Nigeria’s Acting President Yemi Osinbajo on Thursday replied the Senate over its call for the removal of Ibrahim Magu, acting Chairman of the Economic and Financial Crimes Commission (EFCC).
Osinbajo categorically said nobody can remove Ibrahim Magu. He made this known in Kaduna on Thursday while commissioning a zonal office of the EFCC.
Represented by Nasir el-Rufai, governor of Kaduna, the acting president described Magu as a “nightmare for corrupt people”.
“We have confidence in Magu to fight corruption to a standstill. He will remain the EFCC chairman as long as I remain the acting president and as long as Muhammadu Buhari remains the president,” he said.
“For those thinking that corruption is beginning to win this war, Magu will remain their nightmare for the next two years or six years as the case may be.”
Making personal remarks, el-Rufai said over N500 million had been recovered from corrupt officials of the past government and some contractors in Kaduna.
He added that those officials would be handed over to the EFCC for prosecution.
El-Rufai said because of the zero tolerance his administration has for corruption, the anti-graft agency encouraged him to establish a zonal office in Kaduna.
The governor promised to allocate a piece of land to the commission for construction of its training school and staff quarters.
There is a brewing crisis between the legislature and executive over Magu’s position.
On Tuesday, the upper legislative chamber resolved to suspend the confirmation of nominees sent by the executive over Osinbajo’s support for Magu.
Ahmad Yerima, senator representing Zamfara west, had moved a motion to stop the confirmation of Lanre Gbajabiamila as the director-general of Nigeria Lottery Commission.
He wondered why Osinbajo would send a nominee to the senate after he said the upper legislative chamber did not have the power of confirmation.
Yerima was making reference to a statement made by Osinbajo when he spoke with select media organisations, including TheCable, in April.
Osinbajo had expressed support for the view of Femi Falana, human rights lawyer, that the executive did not need to send the name of Magu to the senate for confirmation.
“There is an argument, whether or not we need to present him (Magu) for confirmation and that’s a compelling argument from Femi Falana,” Osinbajo had said.

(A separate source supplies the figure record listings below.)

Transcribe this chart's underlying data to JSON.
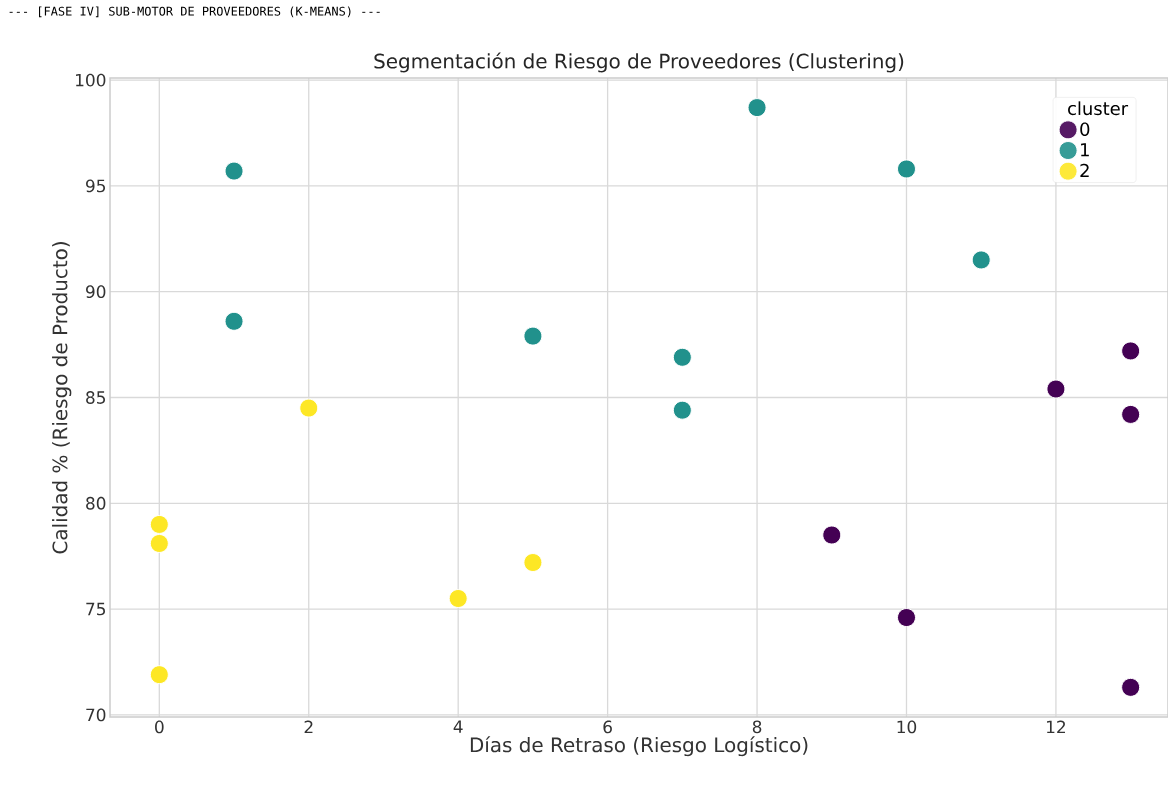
{
  "chart_data": {
    "type": "scatter",
    "title": "Segmentación de Riesgo de Proveedores (Clustering)",
    "xlabel": "Días de Retraso (Riesgo Logístico)",
    "ylabel": "Calidad % (Riesgo de Producto)",
    "legend_title": "cluster",
    "annotations": [
      "--- [FASE IV] SUB-MOTOR DE PROVEEDORES (K-MEANS) ---"
    ],
    "xlim": [
      -0.66,
      13.5
    ],
    "ylim": [
      69.9,
      100.1
    ],
    "xticks": [
      0,
      2,
      4,
      6,
      8,
      10,
      12
    ],
    "yticks": [
      70,
      75,
      80,
      85,
      90,
      95,
      100
    ],
    "grid": true,
    "legend": "top right",
    "marker": "circle",
    "series": [
      {
        "name": "0",
        "color": "#440154",
        "x": [
          13,
          12,
          13,
          9,
          10,
          13
        ],
        "values": [
          87.2,
          85.4,
          84.2,
          78.5,
          74.6,
          71.3
        ]
      },
      {
        "name": "1",
        "color": "#21918c",
        "x": [
          1,
          1,
          5,
          7,
          7,
          8,
          10,
          11
        ],
        "values": [
          95.7,
          88.6,
          87.9,
          86.9,
          84.4,
          98.7,
          95.8,
          91.5
        ]
      },
      {
        "name": "2",
        "color": "#fde725",
        "x": [
          2,
          0,
          0,
          0,
          4,
          5
        ],
        "values": [
          84.5,
          79.0,
          78.1,
          71.9,
          75.5,
          77.2
        ]
      }
    ]
  }
}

“His (Falana) argument is that under the constitution, section 171, and if you look at that section, it talks about the appointments that the president can make. They include appointments of ministers, ambassadors and heads of agencies such as the EFCC. In that same section 171, the constitution rightly said that certain appointments must go to the senate such as ministerial and ambassadorial appointments. Those of heads of agencies like the EFCC do not have to go to the senate. That’s what the constitution says. But the EFCC act, which of course as you know is inferior, says that EFCC chairman should go to the senate for confirmation.
“I am sure that even a pocket book lawyer knows that when a legislation conflicts with constitution, it’s the constitution that prevails. I agree with Mr Falana that there was no need in the first place to have sent Magu’s name to the senate.”

The senate rejected Magu on two different occasions.